Lync 2013 Quality of Service (QoS)


Lync Server has been designed to work without any Quality of Service (QoS) framework. It can be deployed with QoS implemented by using Differentiated Services (DiffServ). In Lync Server, DSCP marking can be enabled by using Windows policy-based QoS to specify port ranges for each communication type. By default, policy-based QoS and DSCP marking are disabled.The marked packets can then be recognized by network entities (end systems and routers if enabled to do so) to manage the media traffic according to the QoS priorities. The QoS marking is applied to all media ports and regardless of whether the audio/video/Application Sharing / File Transfer traffic is delivered over Real-Time Protocol (RTP; see IETF RFC 3350) or Secure Real-Time Protocol (SRTP; see IETF RFC 3711).
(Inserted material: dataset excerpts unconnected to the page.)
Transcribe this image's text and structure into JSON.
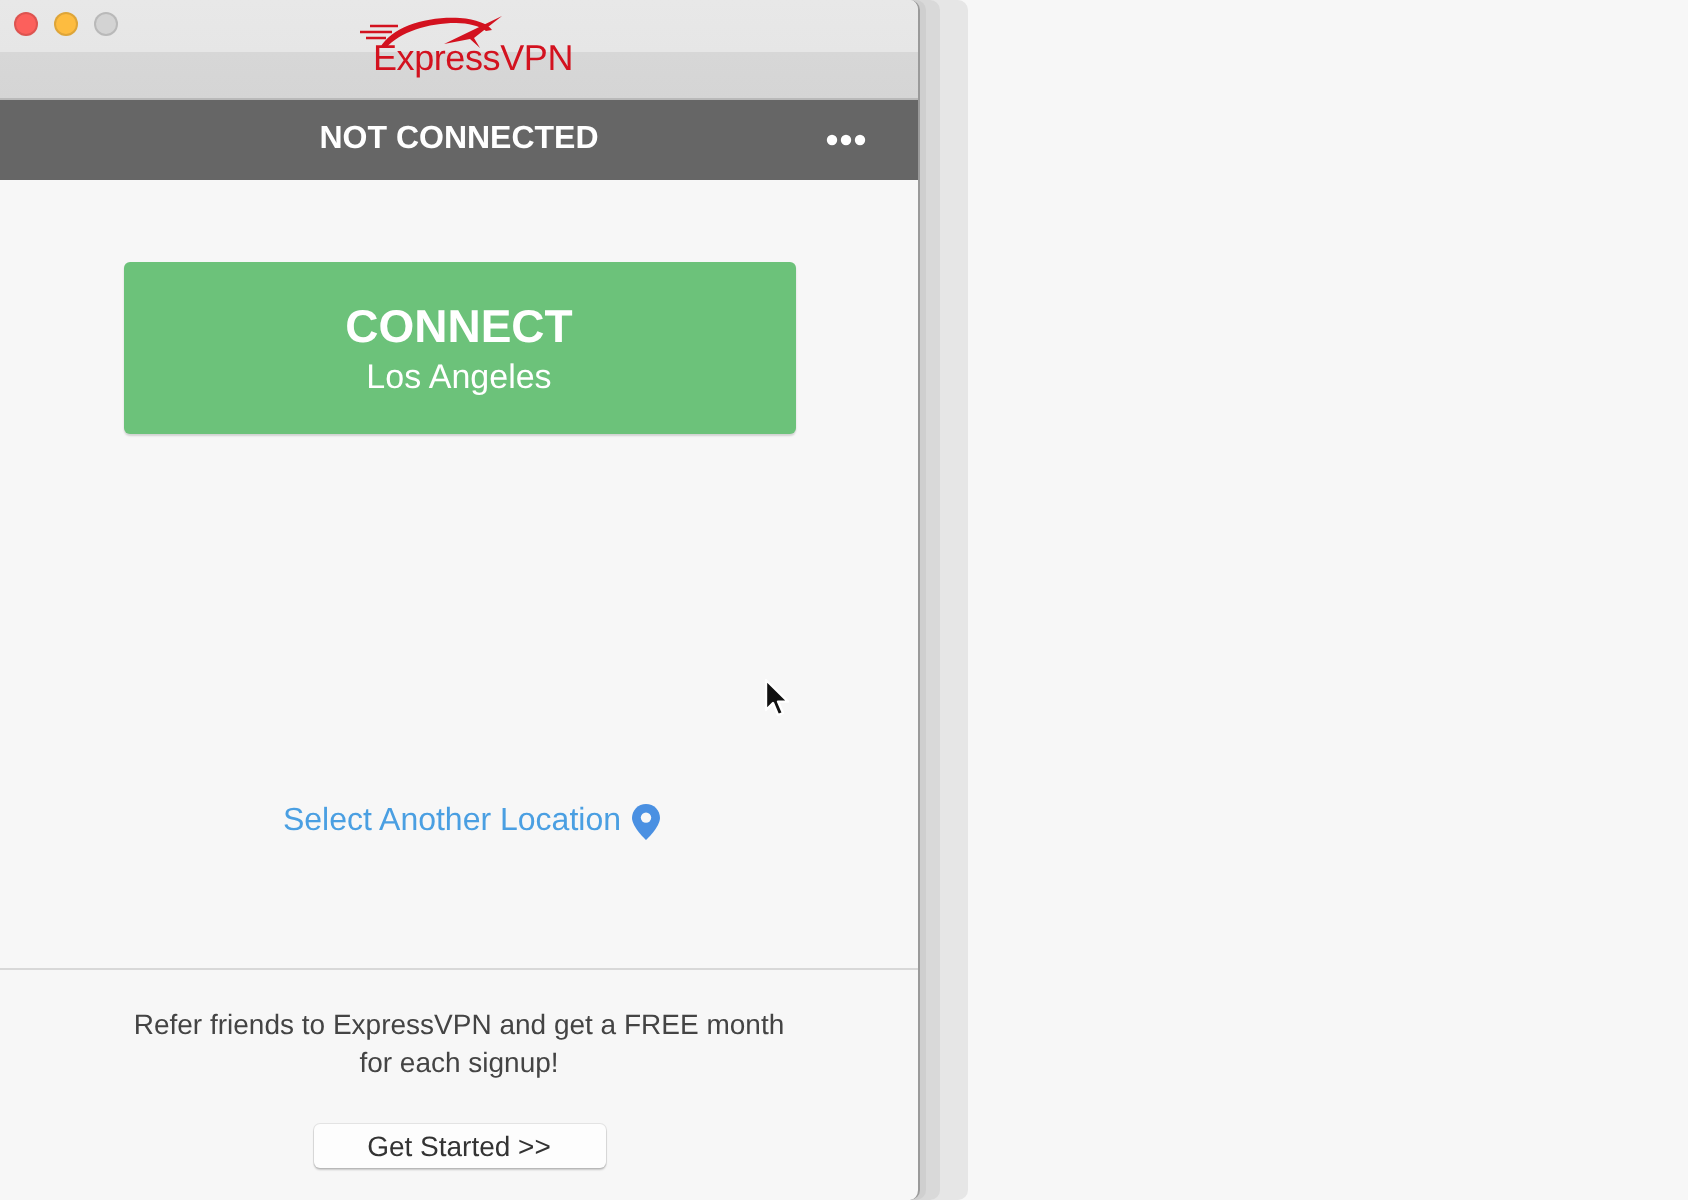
{
  "window": {
    "controls": [
      {
        "color": "#fc605c"
      },
      {
        "color": "#fdbc40"
      },
      {
        "color": "#d3d3d3"
      }
    ],
    "logo": {
      "text": "ExpressVPN"
    }
  },
  "status_bar": {
    "label": "NOT CONNECTED"
  },
  "connect_button": {
    "label": "CONNECT",
    "location": "Los Angeles"
  },
  "location_link": {
    "label": "Select Another Location"
  },
  "referral": {
    "text": "Refer friends to ExpressVPN and get a FREE month for each signup!",
    "button": "Get Started >>"
  }
}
To support the QoS environment, endpoints are configured to mark the IP traffic, thereby conveying the priority of the real-time audio and video IP traffic according to well-established classes of services that are designed to protect the real-time communication traffic from other asynchronous traffic in the IP network, including instant messaging (IM), application sharing data, and file downloads. These markings can be changed to map to different classes of services as an enterprise wants.

Also note that for clients that run on operating systems other than Windows 7 and Windows Vista, policy-based QoS is not supported.